The nature of the March Hare had often been the subject of wonder to the wonderful inhabitants of Wonderland. Born on what could approximately be called the 29th of February, there was something about the March Hare that made him mad. True one might think that that was a given, given where it was taking place. But even the other beings of Wonderland regarded him as being a bit odd. A bit unusual. Something completely and utterly confusing and perplexing.
The March Hare was sane.
At any given point he was in full control of all his mental facilities. Whilst there were times the other inhabitants could stop and think in a straight line, the train would often go down a very short track before derailing spectacularly. Whilst there were times where the other inhabitants could see the oddity of their surroundings, these times were as fleeting as the average tea time. Whilst there were times when the inhabitants could realise they were mad, the decided that this was the norm.
Not the March Hare.
He knew exactly what he was doing and why he was doing it. He understood the connection between cause and effect and how sometimes some things were only correlatedly linked. He understood how logic worked and was the full master of it. His razor sharp brain would have been much welcomed at the likes of Oxford. He was, in short, quite a brilliant logical genius.
Unfortunately the March Hare was in Wonderland.
And thus his madness came from not being too crazy, but being too sane. He didn't disconnect from the world, he was ingrained in it. He didn't give into the madness, but defiantly resisted it. Even with the breakdown of cause and effect in an eternal trap of tea time he stood his mental ground, remembering the sequence of events the best he could.
He refused to go mad amongst mad people.
He'd only ever found one solace. In a strange girl called Alice who seemed to be the only one that could think sensibly. His dear friend Hatter (whose meeting and friendship is a story for another tea time) was as mad as ever, but the March Hare saw solace in this one creature. He saw a fellow being who also knew how to think logically, even if the reasoning itself was flawed. A few logic tests were proof of that. But something was better than nothing, since nothing was nothing at all.

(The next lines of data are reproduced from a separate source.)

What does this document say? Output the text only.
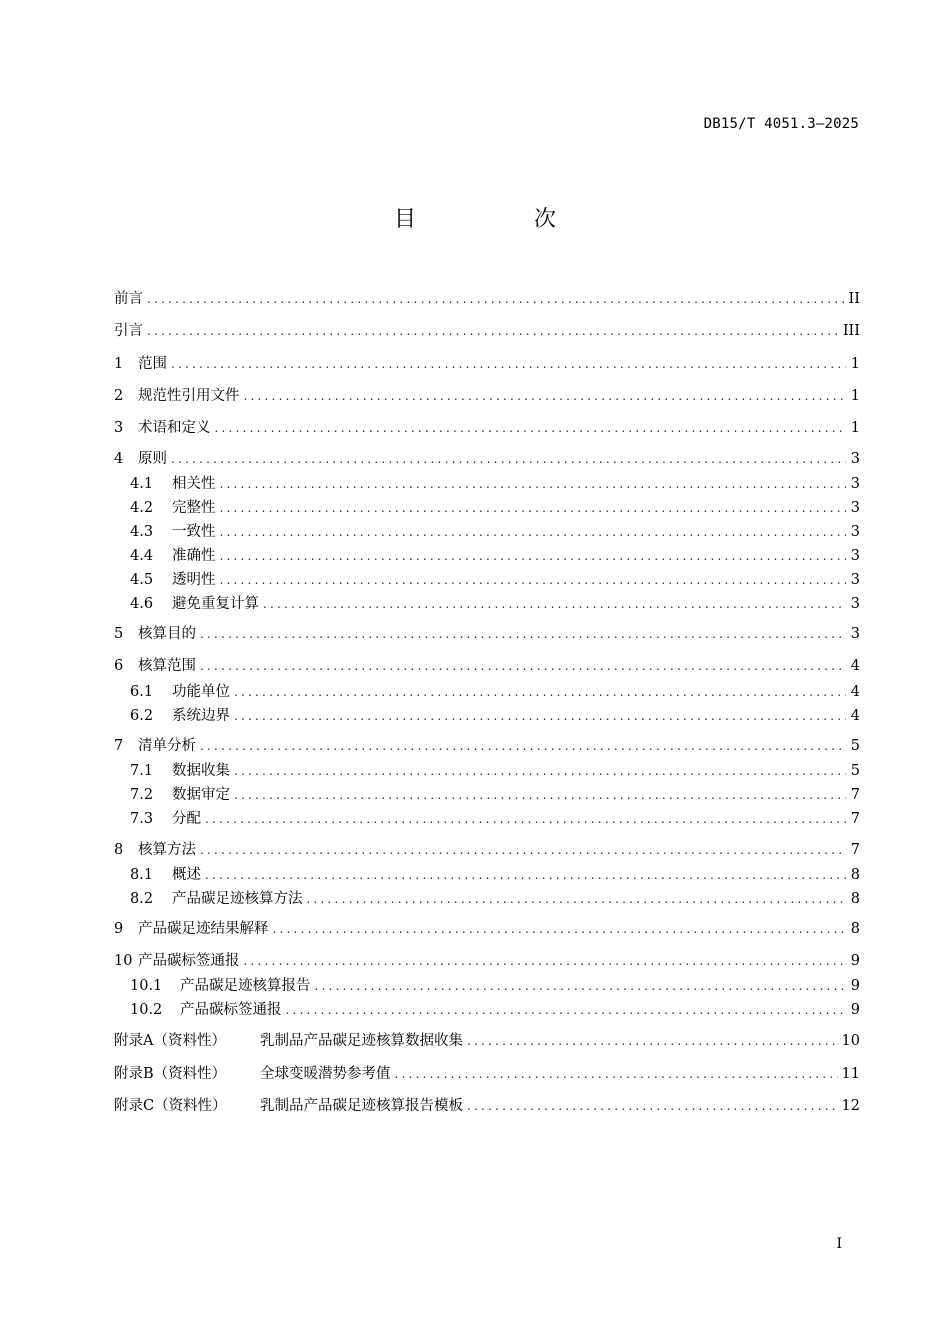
DB15/T 4051.3—2025
目　次
前言 .....	II
引言 .....	III
1	范围 .....	1
2	规范性引用文件 .....	1
3	术语和定义 .....	1
4	原则 .....	3
4.1	相关性 .....	3
4.2	完整性 .....	3
4.3	一致性 .....	3
4.4	准确性 .....	3
4.5	透明性 .....	3
4.6	避免重复计算 .....	3
5	核算目的 .....	3
6	核算范围 .....	4
6.1	功能单位 .....	4
6.2	系统边界 .....	4
7	清单分析 .....	5
7.1	数据收集 .....	5
7.2	数据审定 .....	7
7.3	分配 .....	7
8	核算方法 .....	7
8.1	概述 .....	8
8.2	产品碳足迹核算方法 .....	8
9	产品碳足迹结果解释 .....	8
10 产品碳标签通报 .....	9
10.1	产品碳足迹核算报告 .....	9
10.2	产品碳标签通报 .....	9
附录A（资料性）	乳制品产品碳足迹核算数据收集 .....	10
附录B（资料性）	全球变暖潜势参考值 .....	11
附录C（资料性）	乳制品产品碳足迹核算报告模板 .....	12
I
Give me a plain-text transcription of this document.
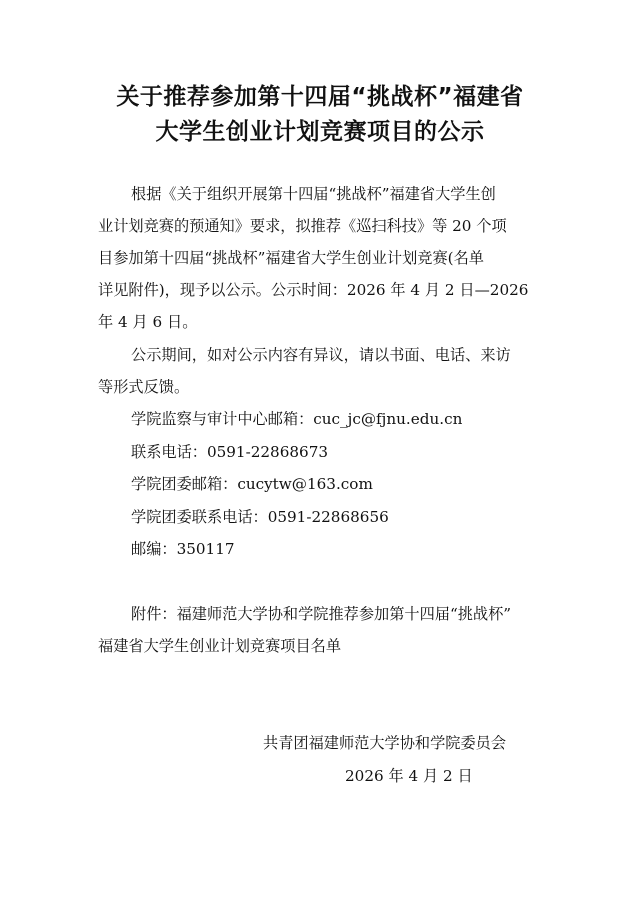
关于推荐参加第十四届“挑战杯”福建省
大学生创业计划竞赛项目的公示

根据《关于组织开展第十四届“挑战杯”福建省大学生创

业计划竞赛的预通知》要求，拟推荐《巡扫科技》等 20 个项

目参加第十四届“挑战杯”福建省大学生创业计划竞赛(名单

详见附件)，现予以公示。公示时间：2026 年 4 月 2 日—2026

年 4 月 6 日。

公示期间，如对公示内容有异议，请以书面、电话、来访

等形式反馈。

学院监察与审计中心邮箱：cuc_jc@fjnu.edu.cn

联系电话：0591-22868673

学院团委邮箱：cucytw@163.com

学院团委联系电话：0591-22868656

邮编：350117

附件：福建师范大学协和学院推荐参加第十四届“挑战杯”

福建省大学生创业计划竞赛项目名单

共青团福建师范大学协和学院委员会

2026 年 4 月 2 日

But she was free to leave, whilst the March Hare had to stay.
Stay in this confusing, complicated world where logic was merely a word in a dictionary that no one bothered to read. A world where a simple hare was forced to sit through an eternal tea party in the hopes of curing his friend's sanity, or at least relieving the crushing boredom. A world the Hare knew he could never escape, not without the Hatter, who could likewise never leave.
The March Hare is Wonderland's greatest victim, and forever there he will stay.